Likewise, this first-of-its-kind research is based on studying Earth-sized planets with lower densities, which contain extensive ice layers rather than denser masses of rock. By reading the planet's temperatures, it is possible to determine the state of its surface if it is covered with ice.
In order to read the surface temperature, researchers rely on studying the planet’s brightness, and to estimate the total resulting geothermal heat, each planet’s orbit around its star is studied, thus identifying the heat resulting from tidal processes, in addition to the heat resulting from expected radioactivity.
By knowing these two factors, researchers can determine the thickness of the ice layers for each planet.
Finally, scientists use all the previous data to determine the amount of thermal steam vents present on the surface of the planet resulting from the continuous water extraction process, by comparing it to the moons Europa and Enceladus, which have thermal vents on their surfaces, as recent discoveries have shown.
Scientists believe that the steam craters on the surfaces of the discovered planets could be hundreds and thousands of times larger than those found on Europa and Enceladus.
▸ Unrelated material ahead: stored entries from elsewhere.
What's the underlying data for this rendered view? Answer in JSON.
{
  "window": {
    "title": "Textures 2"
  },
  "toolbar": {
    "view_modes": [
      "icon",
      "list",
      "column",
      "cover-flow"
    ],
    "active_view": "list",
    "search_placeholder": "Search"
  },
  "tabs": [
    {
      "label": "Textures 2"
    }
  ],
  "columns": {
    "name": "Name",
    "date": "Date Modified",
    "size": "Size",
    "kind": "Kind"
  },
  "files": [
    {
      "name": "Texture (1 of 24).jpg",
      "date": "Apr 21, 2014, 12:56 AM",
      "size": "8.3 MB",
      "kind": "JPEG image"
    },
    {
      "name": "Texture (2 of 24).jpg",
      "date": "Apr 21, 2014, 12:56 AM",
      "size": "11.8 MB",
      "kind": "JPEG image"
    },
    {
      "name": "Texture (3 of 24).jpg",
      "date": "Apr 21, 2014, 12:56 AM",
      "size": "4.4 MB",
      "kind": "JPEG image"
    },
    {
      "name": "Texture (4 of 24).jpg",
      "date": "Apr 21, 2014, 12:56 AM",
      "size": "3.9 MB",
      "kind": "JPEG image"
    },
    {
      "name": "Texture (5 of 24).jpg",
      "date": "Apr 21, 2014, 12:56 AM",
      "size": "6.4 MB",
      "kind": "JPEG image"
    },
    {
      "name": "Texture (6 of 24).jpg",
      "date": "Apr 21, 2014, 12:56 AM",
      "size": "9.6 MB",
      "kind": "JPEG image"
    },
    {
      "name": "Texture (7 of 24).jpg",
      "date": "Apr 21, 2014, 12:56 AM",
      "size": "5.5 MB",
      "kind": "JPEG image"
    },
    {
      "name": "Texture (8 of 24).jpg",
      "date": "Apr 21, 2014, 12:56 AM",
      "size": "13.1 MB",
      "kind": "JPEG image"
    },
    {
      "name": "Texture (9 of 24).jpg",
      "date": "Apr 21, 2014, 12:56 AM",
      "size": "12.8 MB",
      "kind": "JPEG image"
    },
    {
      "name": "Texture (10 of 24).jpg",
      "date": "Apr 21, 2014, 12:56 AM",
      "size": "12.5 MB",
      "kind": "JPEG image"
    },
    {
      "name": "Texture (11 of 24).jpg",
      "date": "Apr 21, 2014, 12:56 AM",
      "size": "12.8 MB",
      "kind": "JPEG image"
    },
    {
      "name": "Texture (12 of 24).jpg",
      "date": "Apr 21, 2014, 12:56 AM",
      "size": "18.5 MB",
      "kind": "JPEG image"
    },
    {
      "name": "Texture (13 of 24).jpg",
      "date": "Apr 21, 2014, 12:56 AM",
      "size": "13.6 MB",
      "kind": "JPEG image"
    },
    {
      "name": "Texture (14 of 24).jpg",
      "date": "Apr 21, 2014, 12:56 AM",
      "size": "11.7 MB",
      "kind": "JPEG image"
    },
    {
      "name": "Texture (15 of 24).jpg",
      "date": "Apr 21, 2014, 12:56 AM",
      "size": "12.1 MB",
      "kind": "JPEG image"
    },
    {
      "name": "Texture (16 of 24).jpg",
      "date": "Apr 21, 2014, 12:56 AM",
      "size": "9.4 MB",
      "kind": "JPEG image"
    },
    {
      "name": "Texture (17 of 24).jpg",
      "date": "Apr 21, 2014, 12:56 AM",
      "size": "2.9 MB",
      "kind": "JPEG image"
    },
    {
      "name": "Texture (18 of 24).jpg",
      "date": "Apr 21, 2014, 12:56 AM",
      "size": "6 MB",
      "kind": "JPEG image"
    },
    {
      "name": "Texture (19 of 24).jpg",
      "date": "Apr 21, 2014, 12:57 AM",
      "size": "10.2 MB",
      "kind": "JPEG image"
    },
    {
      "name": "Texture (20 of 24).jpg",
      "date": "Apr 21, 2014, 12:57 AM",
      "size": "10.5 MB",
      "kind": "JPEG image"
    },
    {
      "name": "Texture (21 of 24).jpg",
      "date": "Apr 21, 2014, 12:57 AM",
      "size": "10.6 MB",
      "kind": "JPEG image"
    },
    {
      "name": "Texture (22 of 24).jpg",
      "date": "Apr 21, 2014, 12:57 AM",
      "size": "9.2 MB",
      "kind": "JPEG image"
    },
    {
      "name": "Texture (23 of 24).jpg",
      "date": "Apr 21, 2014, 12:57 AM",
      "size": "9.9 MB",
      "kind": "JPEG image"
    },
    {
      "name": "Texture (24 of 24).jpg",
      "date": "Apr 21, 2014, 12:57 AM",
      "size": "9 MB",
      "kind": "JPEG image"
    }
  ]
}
The mechanism for seeing this geological activity is only possible when observing the planet as it passes in front of its star, as the emitted vapor dims or blocks a faint part of the star’s light, and then it is evidence of the presence of ice volcanic eruptions on the surface. Moreover, it is also possible to identify the elements and chemical compounds contained in the rising water vapor, given that these elements absorb light in distinct and specific colors, and accordingly, scientists can analyze the light and the amount of vapor and evaluate the planet’s ability to embrace life.
These fine details cannot be seen from vast distances except by using telescopes with high resolution and superior power. This research provides a new concept and perspective for reading the temperatures of the surfaces of planets outside the solar system and potential geological activities on them, and searching for the possibility of the existence of life far from Earth.